Julia Alekseyeva's Critical Reads

Born in the former USSR and raised a proud citizen of Chicago, Julia Alekseyeva is an author-illustrator as well as an academic. She holds a Ph.D. in Comparative Literature from Harvard, and currently teaches in the Film Department at Brooklyn College. Soviet Daughter: A Graphic Revolution is her first full-length graphic novel. She has lived in Kiev, Chicago, New York City, Paris, Cambridge, Kanazawa, and Yokohama, and currently lives in Brooklyn with her partner. Julia will discuss Soviet Daughter on Friday, 11/10, 6pm at the Co-op.
The Bedbug and Selected Poetry, by Vladimir Mayakovsky - My great-grandmother's favorite poet, and my own erstwhile obsession. This is probably the best translated version I could find, and has a stunning selection of his poetry. Haunting and extraordinarily powerful.

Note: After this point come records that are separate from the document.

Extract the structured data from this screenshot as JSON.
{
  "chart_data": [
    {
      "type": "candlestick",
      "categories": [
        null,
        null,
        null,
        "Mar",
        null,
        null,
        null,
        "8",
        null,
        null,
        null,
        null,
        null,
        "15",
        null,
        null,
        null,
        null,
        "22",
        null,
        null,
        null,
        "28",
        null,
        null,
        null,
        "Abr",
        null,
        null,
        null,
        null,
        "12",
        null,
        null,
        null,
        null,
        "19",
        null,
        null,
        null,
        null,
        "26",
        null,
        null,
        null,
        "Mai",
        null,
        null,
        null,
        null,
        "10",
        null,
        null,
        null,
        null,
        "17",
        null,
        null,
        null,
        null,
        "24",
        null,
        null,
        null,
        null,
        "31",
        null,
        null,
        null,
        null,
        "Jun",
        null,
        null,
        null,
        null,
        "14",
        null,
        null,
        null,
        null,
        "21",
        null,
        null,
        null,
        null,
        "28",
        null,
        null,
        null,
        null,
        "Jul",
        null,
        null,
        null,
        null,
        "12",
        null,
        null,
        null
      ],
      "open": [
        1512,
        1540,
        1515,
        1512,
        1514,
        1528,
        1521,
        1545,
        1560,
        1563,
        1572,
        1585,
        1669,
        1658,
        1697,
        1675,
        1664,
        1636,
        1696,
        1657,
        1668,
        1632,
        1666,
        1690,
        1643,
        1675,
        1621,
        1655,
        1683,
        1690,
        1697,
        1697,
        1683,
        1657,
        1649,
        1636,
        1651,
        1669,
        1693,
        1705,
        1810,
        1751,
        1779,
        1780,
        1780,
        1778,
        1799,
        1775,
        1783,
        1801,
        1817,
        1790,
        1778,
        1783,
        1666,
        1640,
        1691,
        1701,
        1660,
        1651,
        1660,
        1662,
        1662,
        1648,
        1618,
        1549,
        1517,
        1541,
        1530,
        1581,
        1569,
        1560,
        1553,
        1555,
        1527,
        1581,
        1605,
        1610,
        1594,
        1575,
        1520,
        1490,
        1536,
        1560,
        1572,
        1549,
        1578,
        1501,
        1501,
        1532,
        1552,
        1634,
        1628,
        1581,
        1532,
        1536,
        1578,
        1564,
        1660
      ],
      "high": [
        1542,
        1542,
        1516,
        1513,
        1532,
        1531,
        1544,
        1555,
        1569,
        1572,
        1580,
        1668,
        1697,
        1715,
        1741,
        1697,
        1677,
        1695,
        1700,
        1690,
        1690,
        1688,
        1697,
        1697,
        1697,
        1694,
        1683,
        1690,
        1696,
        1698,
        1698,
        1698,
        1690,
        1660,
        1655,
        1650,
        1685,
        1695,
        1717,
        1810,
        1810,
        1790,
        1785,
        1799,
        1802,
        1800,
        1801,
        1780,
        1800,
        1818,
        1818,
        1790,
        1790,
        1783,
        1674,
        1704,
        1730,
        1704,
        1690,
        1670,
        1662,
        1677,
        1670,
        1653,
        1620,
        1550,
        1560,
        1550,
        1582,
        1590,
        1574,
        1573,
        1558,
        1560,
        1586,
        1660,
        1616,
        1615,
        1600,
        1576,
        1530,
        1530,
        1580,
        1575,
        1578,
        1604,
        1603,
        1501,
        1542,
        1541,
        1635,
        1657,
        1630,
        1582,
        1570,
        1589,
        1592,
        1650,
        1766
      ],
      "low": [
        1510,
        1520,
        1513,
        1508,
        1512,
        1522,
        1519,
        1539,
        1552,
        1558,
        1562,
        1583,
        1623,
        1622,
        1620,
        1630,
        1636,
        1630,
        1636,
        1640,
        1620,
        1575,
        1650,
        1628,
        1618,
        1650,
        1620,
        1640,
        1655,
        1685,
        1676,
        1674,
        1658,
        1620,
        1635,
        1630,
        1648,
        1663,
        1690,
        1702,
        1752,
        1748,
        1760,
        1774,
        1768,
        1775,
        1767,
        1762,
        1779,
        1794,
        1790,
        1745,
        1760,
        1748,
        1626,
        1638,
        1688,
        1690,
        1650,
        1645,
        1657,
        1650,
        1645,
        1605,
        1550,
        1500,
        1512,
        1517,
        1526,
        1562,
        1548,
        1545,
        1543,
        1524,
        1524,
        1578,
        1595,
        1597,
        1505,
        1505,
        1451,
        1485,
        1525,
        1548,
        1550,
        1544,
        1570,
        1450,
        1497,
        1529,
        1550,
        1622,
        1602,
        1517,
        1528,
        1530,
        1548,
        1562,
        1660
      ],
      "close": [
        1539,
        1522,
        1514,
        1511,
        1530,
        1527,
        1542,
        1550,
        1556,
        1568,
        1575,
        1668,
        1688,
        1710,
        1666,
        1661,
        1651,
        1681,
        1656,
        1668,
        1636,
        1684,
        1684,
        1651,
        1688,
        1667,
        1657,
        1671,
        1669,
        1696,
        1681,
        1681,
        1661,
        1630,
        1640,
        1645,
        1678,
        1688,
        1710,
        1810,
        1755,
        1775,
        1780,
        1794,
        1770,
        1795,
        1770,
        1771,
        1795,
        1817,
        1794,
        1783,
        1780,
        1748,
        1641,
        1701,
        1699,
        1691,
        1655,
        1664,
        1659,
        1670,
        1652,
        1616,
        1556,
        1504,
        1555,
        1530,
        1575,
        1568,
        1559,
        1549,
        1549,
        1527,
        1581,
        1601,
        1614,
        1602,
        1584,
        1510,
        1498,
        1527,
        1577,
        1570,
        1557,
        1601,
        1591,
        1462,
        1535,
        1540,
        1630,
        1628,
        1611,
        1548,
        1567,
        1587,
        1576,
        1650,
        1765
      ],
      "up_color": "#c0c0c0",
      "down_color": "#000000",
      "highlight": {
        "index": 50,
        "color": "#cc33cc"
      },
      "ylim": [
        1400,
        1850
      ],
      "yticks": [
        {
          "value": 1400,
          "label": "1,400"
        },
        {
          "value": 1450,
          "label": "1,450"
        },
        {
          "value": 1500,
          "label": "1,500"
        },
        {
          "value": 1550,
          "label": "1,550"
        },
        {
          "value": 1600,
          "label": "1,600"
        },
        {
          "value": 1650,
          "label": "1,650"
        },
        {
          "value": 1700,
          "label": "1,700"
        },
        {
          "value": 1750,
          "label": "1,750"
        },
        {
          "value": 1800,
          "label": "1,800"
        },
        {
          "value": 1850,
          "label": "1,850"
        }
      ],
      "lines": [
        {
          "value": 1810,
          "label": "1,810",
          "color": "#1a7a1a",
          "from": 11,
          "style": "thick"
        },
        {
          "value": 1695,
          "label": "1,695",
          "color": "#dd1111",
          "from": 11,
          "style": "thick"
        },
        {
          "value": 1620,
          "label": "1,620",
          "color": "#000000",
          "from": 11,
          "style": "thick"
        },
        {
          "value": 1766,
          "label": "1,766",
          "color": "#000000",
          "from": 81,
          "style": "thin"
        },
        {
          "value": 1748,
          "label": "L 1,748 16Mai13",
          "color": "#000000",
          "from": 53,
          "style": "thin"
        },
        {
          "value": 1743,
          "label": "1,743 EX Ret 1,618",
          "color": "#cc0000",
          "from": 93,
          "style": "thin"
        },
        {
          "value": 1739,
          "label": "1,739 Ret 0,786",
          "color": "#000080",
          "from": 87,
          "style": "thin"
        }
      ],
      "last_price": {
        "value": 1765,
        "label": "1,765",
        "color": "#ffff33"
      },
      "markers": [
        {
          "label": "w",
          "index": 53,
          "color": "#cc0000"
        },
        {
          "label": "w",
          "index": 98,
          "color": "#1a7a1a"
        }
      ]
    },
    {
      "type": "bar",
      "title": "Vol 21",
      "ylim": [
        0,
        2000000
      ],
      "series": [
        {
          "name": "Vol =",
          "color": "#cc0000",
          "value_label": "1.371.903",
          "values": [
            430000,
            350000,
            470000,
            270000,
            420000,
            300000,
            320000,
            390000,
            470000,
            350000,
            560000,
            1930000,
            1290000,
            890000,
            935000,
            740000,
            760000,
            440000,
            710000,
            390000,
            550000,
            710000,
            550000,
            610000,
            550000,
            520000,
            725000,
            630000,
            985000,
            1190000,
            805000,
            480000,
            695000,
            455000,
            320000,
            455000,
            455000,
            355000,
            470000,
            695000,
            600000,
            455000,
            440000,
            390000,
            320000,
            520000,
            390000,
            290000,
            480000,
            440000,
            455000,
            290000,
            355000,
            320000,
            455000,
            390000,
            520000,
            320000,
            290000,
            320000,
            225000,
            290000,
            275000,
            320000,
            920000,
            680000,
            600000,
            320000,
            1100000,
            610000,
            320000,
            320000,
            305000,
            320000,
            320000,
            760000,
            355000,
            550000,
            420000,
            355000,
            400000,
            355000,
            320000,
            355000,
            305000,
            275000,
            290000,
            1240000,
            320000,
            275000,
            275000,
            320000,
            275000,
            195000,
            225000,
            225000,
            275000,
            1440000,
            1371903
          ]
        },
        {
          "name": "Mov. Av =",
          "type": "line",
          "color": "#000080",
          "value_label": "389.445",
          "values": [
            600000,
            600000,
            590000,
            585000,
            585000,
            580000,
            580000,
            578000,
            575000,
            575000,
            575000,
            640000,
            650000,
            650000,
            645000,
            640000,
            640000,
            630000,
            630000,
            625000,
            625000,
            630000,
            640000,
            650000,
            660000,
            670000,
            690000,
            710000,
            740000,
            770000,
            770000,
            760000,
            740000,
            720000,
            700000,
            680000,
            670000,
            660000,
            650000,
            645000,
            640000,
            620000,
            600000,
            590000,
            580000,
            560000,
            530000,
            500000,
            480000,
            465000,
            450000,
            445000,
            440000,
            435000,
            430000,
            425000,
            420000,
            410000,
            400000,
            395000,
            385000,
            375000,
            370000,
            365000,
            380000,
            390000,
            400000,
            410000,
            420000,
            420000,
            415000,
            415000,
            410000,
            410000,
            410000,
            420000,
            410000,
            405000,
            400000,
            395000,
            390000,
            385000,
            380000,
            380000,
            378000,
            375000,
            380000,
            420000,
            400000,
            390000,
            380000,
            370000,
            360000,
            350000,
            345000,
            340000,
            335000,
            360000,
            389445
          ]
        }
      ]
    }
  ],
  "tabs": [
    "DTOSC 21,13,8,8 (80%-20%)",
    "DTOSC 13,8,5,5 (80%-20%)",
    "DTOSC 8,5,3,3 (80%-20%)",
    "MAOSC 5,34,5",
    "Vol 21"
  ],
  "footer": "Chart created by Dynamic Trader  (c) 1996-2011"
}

Little Failure, by Gary Shteyngart (2014) - The inimitable Shteyngart's memoir about his Soviet childhood, immigration, and being a "failurochka" (little failure) in NYC.
Illuminations, by Walter Benjamin - The philosophy of Walter Benjamin still has so much to teach us about modernity, even now. Every essay is sublime in its own way, from "Moscow" to "Hashish in Marseilles" to the "The Work of Art in the Age of Mechanical Reproducibility".
Graphic Women: Life Narrative and Contemporary Comics, by Hillary Chute (2010) - An incredibly insightful and thoughtful look at a wide variety of fantastic women cartoonists.
Showa: A History of Japan series, by Mizuki Shigeru - Divided into four volumes, this masterpiece describes the Showa period, perhaps the most controversial and misunderstood eras in the history of Japan (from 1926 to 1989). Given that the manga-artist is also a vet of the Imperial Army, it is also not lacking in great autobiographical/memoir detail.
The Future of Nostalgia, by Svetlana Boym (2001) - One of the most readable academic texts in recent memory, the late Slavic and Comparative Literature Scholar Svetlana Boym researches the root of nostalgia, and defines two types: reflective and restorative nostalgia.
We Are On Our Own, by Miriam Katin (2006). A beautifully hand-crafted, and extremely tender, memoir about survival during WWII.